Units without sufficient dedication can be made to flee at the first sign of danger. When a unit takes health levels of damage equal or greater to their average Valor in a single attack, the leader rolls their personal Valor against a difficulty equal to the levels of damage done. If this roll is failed, the unit immediately loses a point of Magnitude. This does not cause a health level refresh.

Oversized Units

Some effects create individual units with enough size and firepower to compete on the scale of mass combat in their own right. Warstriders, airships, and sorcery can all empower a single individual or a small group with the power of an army. These units are known as oversized units.

Each oversized unit has an ability associated with it; this ability may be substituted for War when making mass combat rolls. Oversized units do not gradually lose Magnitude; instead, they have a normal set of health levels and wound penalties, leading eventually to destruction. They cannot rout. Otherwise, they behave normally as units.

Charms In Mass Combat

The base unit of time in Mass Combat is the long turn, equivalent to one hundred and one turns (about eight and a half minutes). The long action, derived from this time unit, is an action that takes a whole or a fraction of one long turn, while requiring an unspecified but large number of normal turns to execute; similarly, a long scene encompasses all the long turns involved in a particular story moment.

At this time scale, obviously Charm use and Essence regeneration must be, to some level, abstracted. The Charm use of troops with Essence-channeling capability is abstracted into the unit's Essence rating; the Charm use of unit leaders is handled with the At-Will system.

Certain Charms and Spells with especial utility in Mass Combat have At-Will effects in addition to their normal effects. During Mass Combat, the Exalt may choose to activate any or all of these Charms At-Will. Activating a Charm At-Will is always:

  • a Reflexive long action with a
  • Duration of "one long scene" and a
  • Cost of half the normal mote cost of the Charm or effect, rounded up. This abstraction represents the Exalt using the Charm's normal effect at every opportunity they find to do so, while regenerating motes through stunting.

There is no limit to the number of At-Will Charm effects you may activate in the same turn.

  • Example: Zahara is leading a unit in Mass Combat. She wants to activate Magma Kraken At-Will, but since I can't find the stat block for that spell, she grudgingly decides to use Death of Obsidian Butterflies At-Will instead. Since Death of Obsidian Butterflies normally costs 15m 1wp, she commits 8 motes to activate it At-Will. She is assumed to be casting the spell every time her unit engages in combat, and possibly sometimes just for fun, and then regenerating the cost through casual stunting. The At-Will effect of Death of Obsidian Butterflies (does something really fucking awesome).
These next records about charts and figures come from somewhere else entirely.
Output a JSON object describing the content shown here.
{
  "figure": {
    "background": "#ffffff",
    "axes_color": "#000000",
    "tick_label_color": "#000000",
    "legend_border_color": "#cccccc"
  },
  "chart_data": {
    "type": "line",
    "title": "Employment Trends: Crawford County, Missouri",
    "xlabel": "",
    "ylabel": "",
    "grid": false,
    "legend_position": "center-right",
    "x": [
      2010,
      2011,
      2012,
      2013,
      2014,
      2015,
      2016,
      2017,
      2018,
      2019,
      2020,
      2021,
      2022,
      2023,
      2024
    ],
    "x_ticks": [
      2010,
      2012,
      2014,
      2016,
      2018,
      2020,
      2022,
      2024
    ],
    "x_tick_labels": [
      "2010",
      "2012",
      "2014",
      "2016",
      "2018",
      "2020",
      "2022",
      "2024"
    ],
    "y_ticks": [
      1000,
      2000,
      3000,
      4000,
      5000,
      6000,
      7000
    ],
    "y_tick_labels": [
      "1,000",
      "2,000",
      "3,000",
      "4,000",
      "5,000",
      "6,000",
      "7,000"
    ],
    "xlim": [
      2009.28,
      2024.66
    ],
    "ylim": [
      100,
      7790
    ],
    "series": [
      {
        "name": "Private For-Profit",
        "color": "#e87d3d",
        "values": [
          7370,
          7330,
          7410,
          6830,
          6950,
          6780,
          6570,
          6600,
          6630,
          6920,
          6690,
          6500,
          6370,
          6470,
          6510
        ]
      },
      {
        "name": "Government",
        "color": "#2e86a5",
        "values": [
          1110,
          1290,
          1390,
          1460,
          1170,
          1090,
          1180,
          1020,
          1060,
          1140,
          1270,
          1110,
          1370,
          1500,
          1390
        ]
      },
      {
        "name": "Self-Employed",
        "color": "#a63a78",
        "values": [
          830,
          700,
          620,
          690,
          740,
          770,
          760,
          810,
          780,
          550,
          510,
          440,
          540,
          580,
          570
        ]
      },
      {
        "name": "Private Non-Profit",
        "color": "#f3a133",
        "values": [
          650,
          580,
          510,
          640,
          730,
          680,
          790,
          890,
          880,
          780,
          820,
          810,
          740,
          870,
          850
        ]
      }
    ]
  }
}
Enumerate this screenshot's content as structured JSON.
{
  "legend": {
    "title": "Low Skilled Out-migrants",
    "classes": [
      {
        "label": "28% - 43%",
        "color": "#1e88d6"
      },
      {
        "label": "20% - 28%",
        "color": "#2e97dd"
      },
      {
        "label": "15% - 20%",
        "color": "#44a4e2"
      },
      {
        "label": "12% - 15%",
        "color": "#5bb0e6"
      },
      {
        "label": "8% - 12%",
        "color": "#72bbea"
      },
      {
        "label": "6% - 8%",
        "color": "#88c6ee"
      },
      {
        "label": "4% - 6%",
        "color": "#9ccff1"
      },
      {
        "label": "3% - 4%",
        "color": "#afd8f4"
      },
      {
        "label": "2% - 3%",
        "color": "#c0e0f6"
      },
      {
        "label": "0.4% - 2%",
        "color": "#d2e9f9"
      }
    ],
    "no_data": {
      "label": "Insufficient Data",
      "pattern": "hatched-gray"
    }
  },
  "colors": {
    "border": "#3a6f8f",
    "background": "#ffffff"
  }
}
Prematurely deactivating your At-Will Charms leaves your Essence pool depleted, representing the difficulty of changing strategies in the middle of a battle; however, stunting your maneuvers during long turns (long stunts?) allows you to regenerate this Essence and activate different At-Will Charms. Essence regeneration over time also operates as normal.


(K) How would it be if we dropped the size requirement from the Oversized Units rules, so that sufficiently powerful individuals could move over the battlefield like a unit? Clearly that would require some extra rules support, but it invite non-War characters into the mini-game, and it would help me understand what is supposed to happen when those people are on the battlefield (especially if they're leading a unit that loses all its Magnitude).

My super-lazy suggestion is that any single character (or character-like entity) can enter Mass Combat as a solo unit. Use their normal statistics, except that the final value of their attack, defense, soak and damage pools (after charms, stunts, and whatever but before rolling) are halved. Mass Combat damage counts against their normal wound tracks, but each level takes off two health levels instead of one. Solo units do not subtract their Essence from the damage they receive from attacks. They may use Scene-long charms as At-Will charms (halving the Essence cost), but pay full price for Instant charms. Like all other Mass Combat units, they only receive one dice action per long-turn.